FunctionModel accepts a callable that receives the message list and returns a model response. Useful for testing conditional logic — e.g., simulating a model that calls a tool on the first turn and returns text on the second:

from pydantic_ai.models.function import FunctionModel

def my_model_function(messages, info):
    if len(messages) == 1:
        return ModelResponse(parts=[ToolCallPart("search_docs", {"query": "test"})])
    return ModelResponse(parts=[TextPart("Done.")])

with agent.override(model=FunctionModel(my_model_function)):
    result = agent.run_sync("test", deps=test_deps)

Both test models work with agent.override() as a context manager, leaving production configuration untouched.
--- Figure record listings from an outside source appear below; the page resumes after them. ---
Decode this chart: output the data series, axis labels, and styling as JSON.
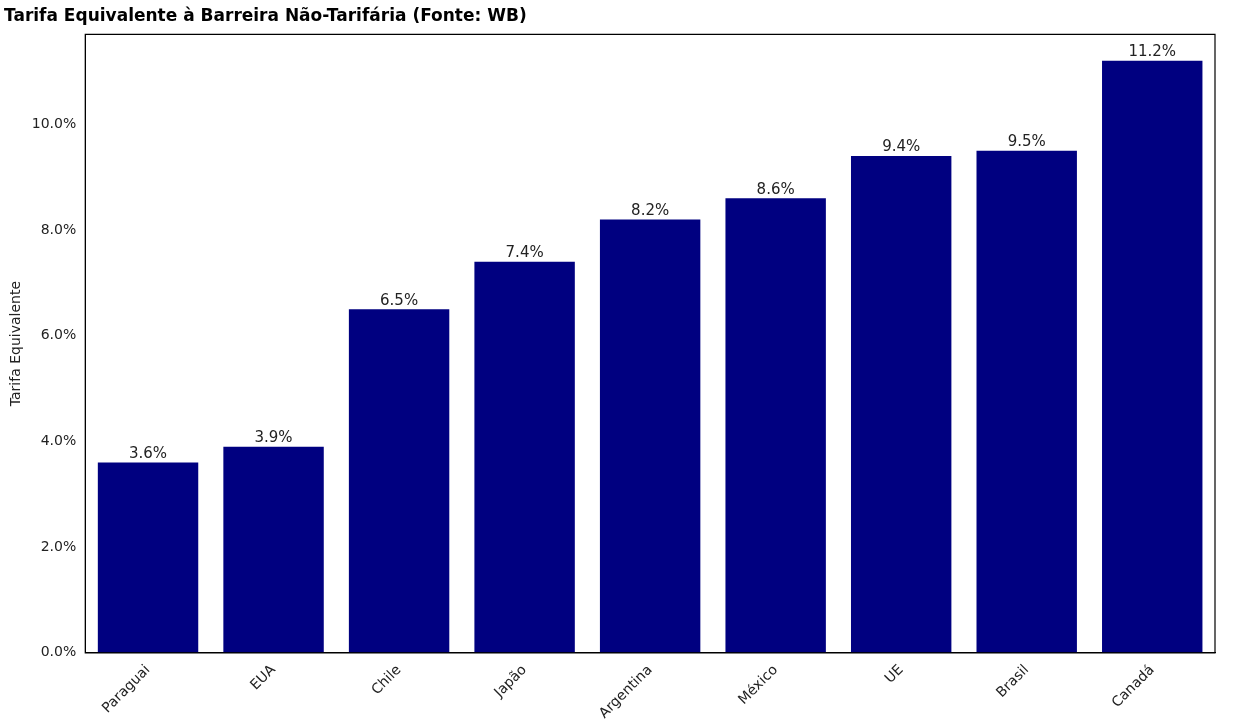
{
  "chart_data": {
    "type": "bar",
    "title": "Tarifa Equivalente à Barreira Não-Tarifária (Fonte: WB)",
    "ylabel": "Tarifa Equivalente",
    "categories": [
      "Paraguai",
      "EUA",
      "Chile",
      "Japão",
      "Argentina",
      "México",
      "UE",
      "Brasil",
      "Canadá"
    ],
    "values": [
      3.6,
      3.9,
      6.5,
      7.4,
      8.2,
      8.6,
      9.4,
      9.5,
      11.2
    ],
    "value_labels": [
      "3.6%",
      "3.9%",
      "6.5%",
      "7.4%",
      "8.2%",
      "8.6%",
      "9.4%",
      "9.5%",
      "11.2%"
    ],
    "color": "#000080",
    "ylim": [
      0,
      11.7
    ],
    "yticks": [
      {
        "value": 0,
        "label": "0.0%"
      },
      {
        "value": 2,
        "label": "2.0%"
      },
      {
        "value": 4,
        "label": "4.0%"
      },
      {
        "value": 6,
        "label": "6.0%"
      },
      {
        "value": 8,
        "label": "8.0%"
      },
      {
        "value": 10,
        "label": "10.0%"
      }
    ],
    "grid": false,
    "legend": false
  }
}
When to Use PydanticAI vs Alternatives

CriterionPydanticAIagents/langgraphagents/crewaiagents/autogen
Type safetyFirst-class (generics)ManualMinimalMinimal
Setup complexityLowHighMediumMedium
Stateful graphNoYes (core feature)Via FlowsLimited
Durable execution / resumabilityNoYes (checkpointing)NoNo
HITL (human-in-the-loop)BasicFirst-classLimitedYes
Role-based multi-agentNoYesYes (core)Yes
Learning curveLow (FastAPI-like)HighMediumMedium
Best forSingle/small-team agents, structured output, FastAPI appsComplex stateful workflows, long-running tasksRole-based orchestrationEvent-driven multi-agent

Choose PydanticAI when:

  • You need reliable structured output with validation guarantees
  • Type safety and IDE support are priorities
  • The agent is a single agent or a small, linear pipeline
  • You are already using Pydantic/FastAPI and want consistent idioms
  • You want clean, testable dependency injection without framework magic

Choose LangGraph when:

  • The workflow has complex branching, cycles, or parallel paths
  • Durable execution (crash recovery, resumption) is a requirement
  • You need fine-grained state machine control
  • The task is long-running and must survive process restarts

Choose CrewAI when:

  • The use case maps cleanly to a crew of specialised role-based agents
  • Rapid prototyping is the priority over type safety

Observability Integration

PydanticAI ships a Logfire integration (Pydantic's own observability product) and supports OpenTelemetry traces. Each agent run emits spans covering:

  • Model call parameters and token usage
  • Tool calls (name, arguments, result)
  • Validation retries and errors

observability/langfuse and observability/arize can consume these traces via OTel. See observability/tracing for the integration pattern.


Installation

pip install pydantic-ai
# With a specific provider:
pip install "pydantic-ai[anthropic]"
pip install "pydantic-ai[openai,groq]"

Requires Python 3.9+. Uses python/ecosystem tooling: compatible with uv, ships with py.typed marker, full mypy and pyright support.


Connections

  • python/instructor — structured output at the single-call level; complementary rather than competing with PydanticAI
  • agents/langgraph — graph-based stateful alternative; better choice when workflows require durable execution or complex branching
  • agents/react-pattern — the Thought/Action/Observation loop PydanticAI implements internally per agent run
  • observability/tracing — OTel integration pattern for capturing PydanticAI agent spans
  • cs-fundamentals/dependency-injection — PydanticAI's RunContext is a practical implementation of this pattern
  • security/guardrails — output validation libraries that complement PydanticAI's built-in retry mechanism

Open Questions

  • Does the automatic retry on validation failure introduce meaningful latency or cost at scale, and what is the recommended max_retries ceiling for production?
  • How well does PydanticAI's DI system compose with async context managers and connection pools in long-lived FastAPI apps?
  • Is structured streaming with ModelRetry likely to be supported, and what is the recommended workaround until it is?